Le 26 février 2005, publié sur ufctogo.com

L’opposition traditionnelle togolaise a réclamé samedi le "rétablissement complet" de la légalité constitutionnelle, jugeant insuffisante l’annonce vendredi du retrait de l’homme fort du Togo Faure Gnassingbé de la tête du pays.
"Ce que nous voulons est un bloc et non des pièces éparses. Nous voulons le rétablissement de la légalité constitutionnelle et l’installation de Natchaba (l’ancien président de l’assemblée nationale démis) dans ses fonctions de président intérimaire", a déclaré à l’AFP Jean-Pierre Fabre, secrétaire général de Union des Forces de changement (UFC de de Gilchrist Olympio, en exil en France).

"Nous voulons en plus un accord politique pour discuter des conditions d’organisations d’élections libres, transparente et démocratiques", a-t-il ajouté.

"Toutes les mesures qui sont prises (..) sont des subterfuges en direction de la communauté internationale (...) il faut tenir compte de notre volonté et nous allons lutter jusqu’à la satisfaction de nos exigences", a-t-il précisé, estimant que "l’élection de Bonfoh (le nouveau président intérimaire) est nulle et de nul effet : c’est le coup d’Etat qui se poursuit". "Natchaba n’est pas mort, il est victime d’un coup d’Etat, il faut qu’il revienne pour occuper ses fonctions".

Pour le président du Comité d’action pour le renouveau (CAR) Yawovi Agboyibo "la démission de Faure est un acquis et une victoire".

Me Agboyibo estime toutefois qu’il fallait "dans la logique du rétablissement de la légalité constitutionnelle que Natchaba revienne prendre ses fonctions".

"Nous luttons pour la pleine légalité constitutionnelle et l’ouverture rapide d’un dialogue national.
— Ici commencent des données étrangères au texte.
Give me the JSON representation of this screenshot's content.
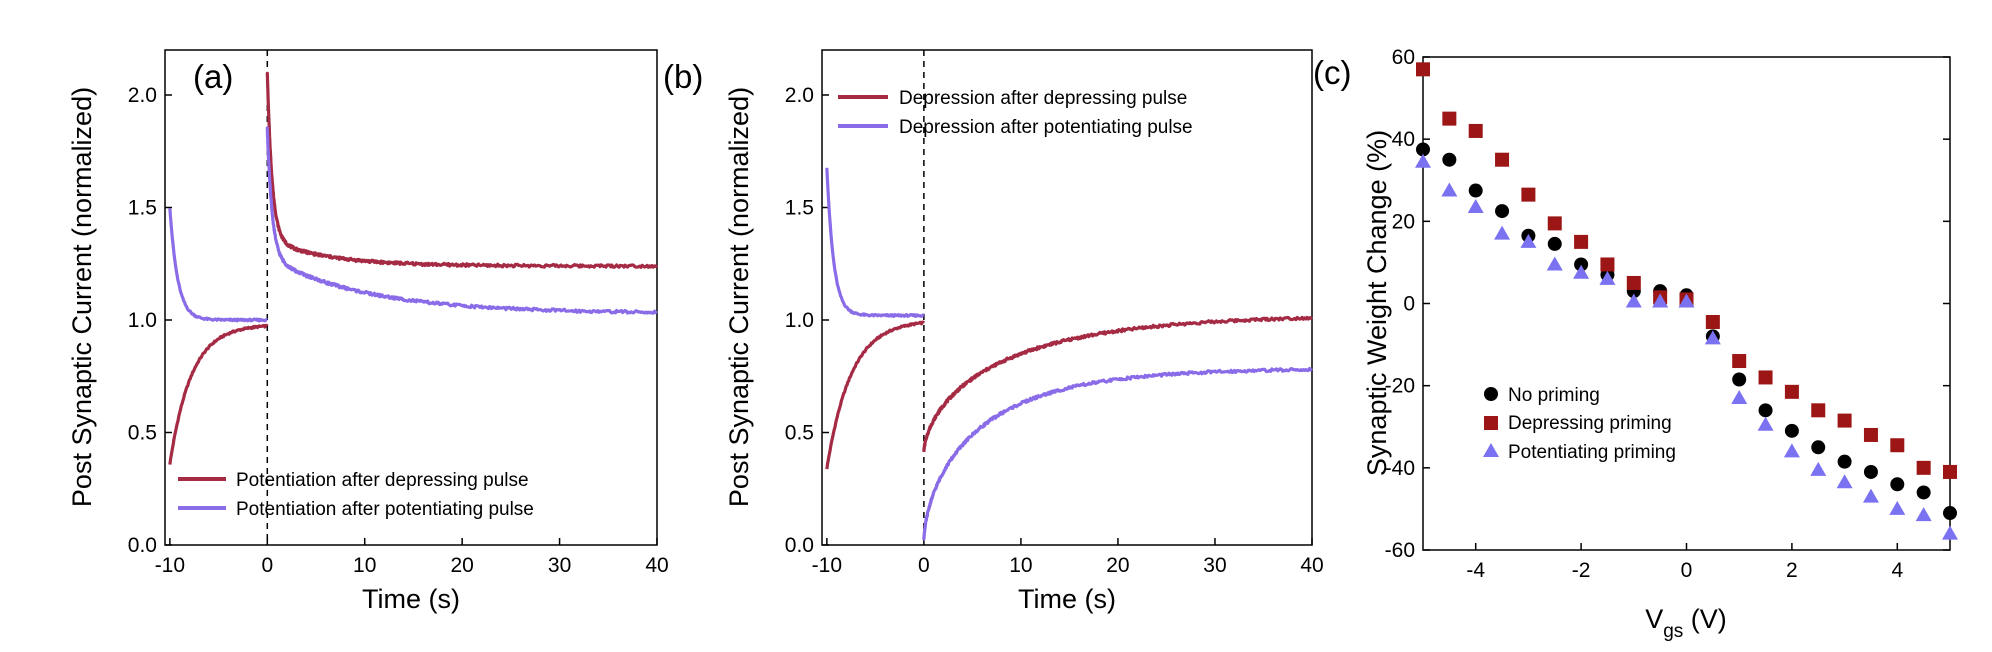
{
  "chart_data": [
    {
      "type": "line",
      "panel_label": "(a)",
      "xlabel": "Time (s)",
      "ylabel": "Post Synaptic Current (normalized)",
      "xlim": [
        -10.5,
        40
      ],
      "ylim": [
        0,
        2.2
      ],
      "xticks": [
        -10,
        0,
        10,
        20,
        30,
        40
      ],
      "yticks": [
        0.0,
        0.5,
        1.0,
        1.5,
        2.0
      ],
      "xtick_labels": [
        "-10",
        "0",
        "10",
        "20",
        "30",
        "40"
      ],
      "ytick_labels": [
        "0.0",
        "0.5",
        "1.0",
        "1.5",
        "2.0"
      ],
      "vline_x": 0,
      "legend_position": "bottom-left",
      "series": [
        {
          "name": "Potentiation after depressing pulse",
          "color": "#a52a44",
          "pre": {
            "start": 0.36,
            "end": 0.98,
            "tau": 2.2
          },
          "post": {
            "peak": 2.1,
            "plateau": 1.24,
            "slow_amp": 0.12,
            "fast_tau": 0.5,
            "slow_tau": 6
          }
        },
        {
          "name": "Potentiation after potentiating pulse",
          "color": "#8a6ce8",
          "pre": {
            "start": 1.5,
            "end": 1.0,
            "tau": 0.8
          },
          "post": {
            "peak": 1.85,
            "plateau": 1.03,
            "slow_amp": 0.25,
            "fast_tau": 0.5,
            "slow_tau": 10
          }
        }
      ]
    },
    {
      "type": "line",
      "panel_label": "(b)",
      "xlabel": "Time (s)",
      "ylabel": "Post Synaptic Current (normalized)",
      "xlim": [
        -10.5,
        40
      ],
      "ylim": [
        0,
        2.2
      ],
      "xticks": [
        -10,
        0,
        10,
        20,
        30,
        40
      ],
      "yticks": [
        0.0,
        0.5,
        1.0,
        1.5,
        2.0
      ],
      "xtick_labels": [
        "-10",
        "0",
        "10",
        "20",
        "30",
        "40"
      ],
      "ytick_labels": [
        "0.0",
        "0.5",
        "1.0",
        "1.5",
        "2.0"
      ],
      "vline_x": 0,
      "legend_position": "top-right",
      "series": [
        {
          "name": "Depression after depressing pulse",
          "color": "#a52a44",
          "pre": {
            "start": 0.34,
            "end": 1.0,
            "tau": 2.5
          },
          "post": {
            "low": 0.4,
            "end": 1.01,
            "k": 0.08
          }
        },
        {
          "name": "Depression after potentiating pulse",
          "color": "#8a6ce8",
          "pre": {
            "start": 1.68,
            "end": 1.02,
            "tau": 0.7
          },
          "post": {
            "low": 0.0,
            "end": 0.78,
            "k": 0.11
          }
        }
      ]
    },
    {
      "type": "scatter",
      "panel_label": "(c)",
      "xlabel": "V",
      "xlabel_sub": "gs",
      "xlabel_unit": " (V)",
      "ylabel": "Synaptic Weight Change (%)",
      "xlim": [
        -5,
        5
      ],
      "ylim": [
        -60,
        60
      ],
      "xticks": [
        -4,
        -2,
        0,
        2,
        4
      ],
      "yticks": [
        60,
        40,
        20,
        0,
        -20,
        -40,
        -60
      ],
      "xtick_labels": [
        "-4",
        "-2",
        "0",
        "2",
        "4"
      ],
      "ytick_labels": [
        "60",
        "40",
        "20",
        "0",
        "-20",
        "-40",
        "-60"
      ],
      "legend_position": "lower-left",
      "x": [
        -5,
        -4.5,
        -4,
        -3.5,
        -3,
        -2.5,
        -2,
        -1.5,
        -1,
        -0.5,
        0,
        0.5,
        1,
        1.5,
        2,
        2.5,
        3,
        3.5,
        4,
        4.5,
        5
      ],
      "series": [
        {
          "name": "No priming",
          "marker": "circle",
          "color": "#000000",
          "values": [
            37.5,
            35,
            27.5,
            22.5,
            16.5,
            14.5,
            9.5,
            7,
            3,
            3,
            2,
            -8,
            -18.5,
            -26,
            -31,
            -35,
            -38.5,
            -41,
            -44,
            -46,
            -51
          ]
        },
        {
          "name": "Depressing priming",
          "marker": "square",
          "color": "#9c1616",
          "values": [
            57,
            45,
            42,
            35,
            26.5,
            19.5,
            15,
            9.5,
            5,
            1.5,
            1,
            -4.5,
            -14,
            -18,
            -21.5,
            -26,
            -28.5,
            -32,
            -34.5,
            -40,
            -41
          ]
        },
        {
          "name": "Potentiating priming",
          "marker": "triangle",
          "color": "#7b72f2",
          "values": [
            34.5,
            27.5,
            23.5,
            17,
            15,
            9.5,
            7.5,
            6,
            0.5,
            0.5,
            0.5,
            -8.5,
            -23,
            -29.5,
            -36,
            -40.5,
            -43.5,
            -47,
            -50,
            -51.5,
            -56
          ]
        }
      ]
    }
  ]
}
L’opposition n’acceptera pas d’aller aux élections sans une entente préalable sur les conditions d’organisation des élections", a-t-il ajouté.

Pour légaliser l’installation de M. Gnassingbé, les députés avaient démis le président de l’assemblée nationale au lendemain de la mort du président Gnassingbé Eyadéma, le 5 février, et élu à sa place Faure Gnassingbé, entraînant automatiquement sa nomination à la tête de l’Etat.

Actuellement réfugié au Bénin, M. Natchaba, était absent du Togo le 5 février.

Homme du sérail du RPT, Abass Bonfoh, a été élu vendredi soir, président de l’Assemblée nationale en remplacement de Faure Gnassingbé. Il prend ainsi en charge l’intérim du pouvoir comme le prévoit la Constitution.